Coalition, majority and then minority government. A secessionist near-miss in Scotland. Withdrawal from the European Union. A sudden change of prime minister. Suspension of home rule in Northern Ireland. Threats to national security and the murder of a member of parliament. These last three years have thrown a lot at the old British constitution. We live in a time not merely of political tumult, but of extraordinary constitutional strain. How lucky we Brits are, then, to live under a constitution that can take it.
Watching events unfold in Catalonia, one can immediately see that not all European citizens are so fortunate. On 1st October, the Spanish government sent in riot police, who violently disrupted voting in what Spain’s constitutional court insists was an illegal independence referendum. The sense of panic was only intensified by the sight of King Felipe VI being drawn into the political fray by making a national television address that pronounced the referendum as unlawful. It is both dangerous and foolish for a constitutional monarch to speak out on a divisive question like this; it is unthinkable that Queen Elizabeth II would ever be so crass.
But could a similar clash between the state and the people in part of the country happen here? Well, for three decades it did, of course, if we’re thinking of the UK as a whole. And even now no one is quite as confident as they would like to be that the Troubles will not return to the streets of Belfast. Great Britain, by contrast, is lucky to be a place where politics may be frenzied without spilling over into police brutality or violent insurrection. That the BBC’s Laura Kuenssberg and the anti-Brexit campaigner Gina Miller have felt the need (or have been advised) to employ bodyguards is deeply concerning. But, unlike voters in Barcelona, the threats they face do not come from the state.
The Scottish independence referendum campaign stirred passions like no other political argument I have ever seen. It was an intense two-year campaign and a ballot in which nearly 90 per cent of the electorate cast a vote. There was plenty of shouting and more flag-waving than at a royal wedding. But other than an egg being thrown at former Labour MP Jim Murphy and a few “No Thanks” posters being torn down by Better Together’s wilder opponents, not a punch was thrown and not a truncheon wielded.
Wise heads in Madrid know that Spain cannot hold out against the Catalan separatists indefinitely. For all the blunt nationalism of the constitutional court’s unbending case law, at some point a political accommodation is going to have to be reached. Canada did not want Quebec to leave but accepted the legitimacy of the 1980 and 1995 secession referendums anyway. The same was true of David Cameron’s government when it came to Scotland in 2014. You hold the country together by winning the argument, not by pointing a gun at the electorate’s head. If you’re not even prepared to take part in the argument—even worse if you use the strong arm of the law to try to ensure that no one takes part in it—you lose.
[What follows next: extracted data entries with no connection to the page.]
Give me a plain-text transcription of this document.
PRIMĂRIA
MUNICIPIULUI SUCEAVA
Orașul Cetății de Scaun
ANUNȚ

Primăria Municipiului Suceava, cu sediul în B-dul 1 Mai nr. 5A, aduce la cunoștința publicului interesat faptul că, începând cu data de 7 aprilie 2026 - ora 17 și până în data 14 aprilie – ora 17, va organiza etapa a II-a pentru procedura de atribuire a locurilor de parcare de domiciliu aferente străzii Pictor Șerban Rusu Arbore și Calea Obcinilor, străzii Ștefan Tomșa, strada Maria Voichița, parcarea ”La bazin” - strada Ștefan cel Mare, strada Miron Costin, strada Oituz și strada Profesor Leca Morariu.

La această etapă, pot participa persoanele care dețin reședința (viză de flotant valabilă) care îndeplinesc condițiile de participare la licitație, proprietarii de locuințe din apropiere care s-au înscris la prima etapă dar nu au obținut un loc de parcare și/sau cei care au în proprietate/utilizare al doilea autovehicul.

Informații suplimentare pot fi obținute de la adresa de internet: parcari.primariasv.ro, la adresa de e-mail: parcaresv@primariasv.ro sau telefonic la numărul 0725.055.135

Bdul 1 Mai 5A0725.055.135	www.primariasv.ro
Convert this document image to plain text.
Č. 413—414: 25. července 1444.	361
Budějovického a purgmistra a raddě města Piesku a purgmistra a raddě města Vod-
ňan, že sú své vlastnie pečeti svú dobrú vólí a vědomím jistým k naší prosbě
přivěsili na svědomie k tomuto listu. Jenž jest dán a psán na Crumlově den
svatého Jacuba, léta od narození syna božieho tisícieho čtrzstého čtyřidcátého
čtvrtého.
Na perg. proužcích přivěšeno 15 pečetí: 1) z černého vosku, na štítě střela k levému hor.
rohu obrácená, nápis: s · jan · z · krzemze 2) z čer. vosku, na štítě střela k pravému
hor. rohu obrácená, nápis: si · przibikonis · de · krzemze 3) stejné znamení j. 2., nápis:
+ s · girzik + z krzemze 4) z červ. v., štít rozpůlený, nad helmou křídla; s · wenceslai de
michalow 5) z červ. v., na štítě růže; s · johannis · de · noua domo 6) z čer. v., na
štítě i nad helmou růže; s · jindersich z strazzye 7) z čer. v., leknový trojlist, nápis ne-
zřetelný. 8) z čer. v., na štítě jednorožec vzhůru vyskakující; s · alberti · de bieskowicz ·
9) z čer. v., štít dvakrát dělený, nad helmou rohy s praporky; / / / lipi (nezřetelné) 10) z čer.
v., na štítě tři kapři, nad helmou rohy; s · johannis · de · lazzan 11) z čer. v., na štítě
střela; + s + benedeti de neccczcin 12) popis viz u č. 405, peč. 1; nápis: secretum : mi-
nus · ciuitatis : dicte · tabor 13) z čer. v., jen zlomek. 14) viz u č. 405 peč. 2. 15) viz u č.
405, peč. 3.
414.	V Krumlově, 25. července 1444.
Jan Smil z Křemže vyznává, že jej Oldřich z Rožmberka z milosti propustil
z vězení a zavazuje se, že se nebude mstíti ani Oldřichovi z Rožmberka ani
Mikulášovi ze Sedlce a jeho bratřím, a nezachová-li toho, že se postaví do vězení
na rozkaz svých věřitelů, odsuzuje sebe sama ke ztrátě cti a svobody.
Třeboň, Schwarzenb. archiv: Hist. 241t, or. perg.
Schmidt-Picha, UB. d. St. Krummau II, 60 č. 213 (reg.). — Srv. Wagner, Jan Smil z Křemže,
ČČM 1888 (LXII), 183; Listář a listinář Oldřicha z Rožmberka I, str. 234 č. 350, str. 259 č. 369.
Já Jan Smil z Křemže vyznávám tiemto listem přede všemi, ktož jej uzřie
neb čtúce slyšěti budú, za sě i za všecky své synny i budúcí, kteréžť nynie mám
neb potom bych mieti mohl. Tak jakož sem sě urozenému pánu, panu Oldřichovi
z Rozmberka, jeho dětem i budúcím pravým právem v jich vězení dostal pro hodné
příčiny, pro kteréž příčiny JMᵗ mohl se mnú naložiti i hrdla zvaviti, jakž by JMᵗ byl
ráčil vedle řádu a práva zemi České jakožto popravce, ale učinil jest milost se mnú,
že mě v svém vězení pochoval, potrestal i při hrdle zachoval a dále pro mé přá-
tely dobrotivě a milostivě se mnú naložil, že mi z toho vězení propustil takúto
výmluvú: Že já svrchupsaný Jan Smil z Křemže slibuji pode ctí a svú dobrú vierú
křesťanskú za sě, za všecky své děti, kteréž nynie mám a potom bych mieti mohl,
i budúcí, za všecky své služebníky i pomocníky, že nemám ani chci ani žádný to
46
The constitutional lesson is that it is not rigidity but flexibility that keeps the show on the road. In some but not all contexts, the Americans know this as well as the British. The United States’s Constitution has been in force since 1783 but the way it shapes American politics now would be unrecognisable to the founding fathers, even on such fundamental matters as the relationship of the federal government to the states. But the US Constitution can also get stuck—just think of how the right to bear arms is currently interpreted. America desperately needs new gun controls, but unbending constitutional rigidity here gets in the way.
It is the more comprehensive adaptability of the British constitution that marks it out. My long fascination with the British constitution started in law school in the 1980s. We were then at the beginning of the gradual and remarkably smooth absorption of the norms of European law into the fabric of the common law constitution. It was the genius of its giants—the late Tom Bingham par excellence—to weave together strands of common law precedent with new European abstractions, crafting a new legal order at once distinctively British and yet at home in the European family. Now, as Brexit unfolds, a fresh challenge awaits, and it will be every bit as compelling, to see what is left of the domestic law after one of the principal sources of European influence—the EU—is removed from our jurisdiction.
There are some fantasists, in both main political parties, who fondly imagine that EU withdrawal means we revert directly to the constitution of 1972. But this is deranged. We have moved on. We always move on. And thank the constitutional gods for that, for otherwise it would all come crashing down.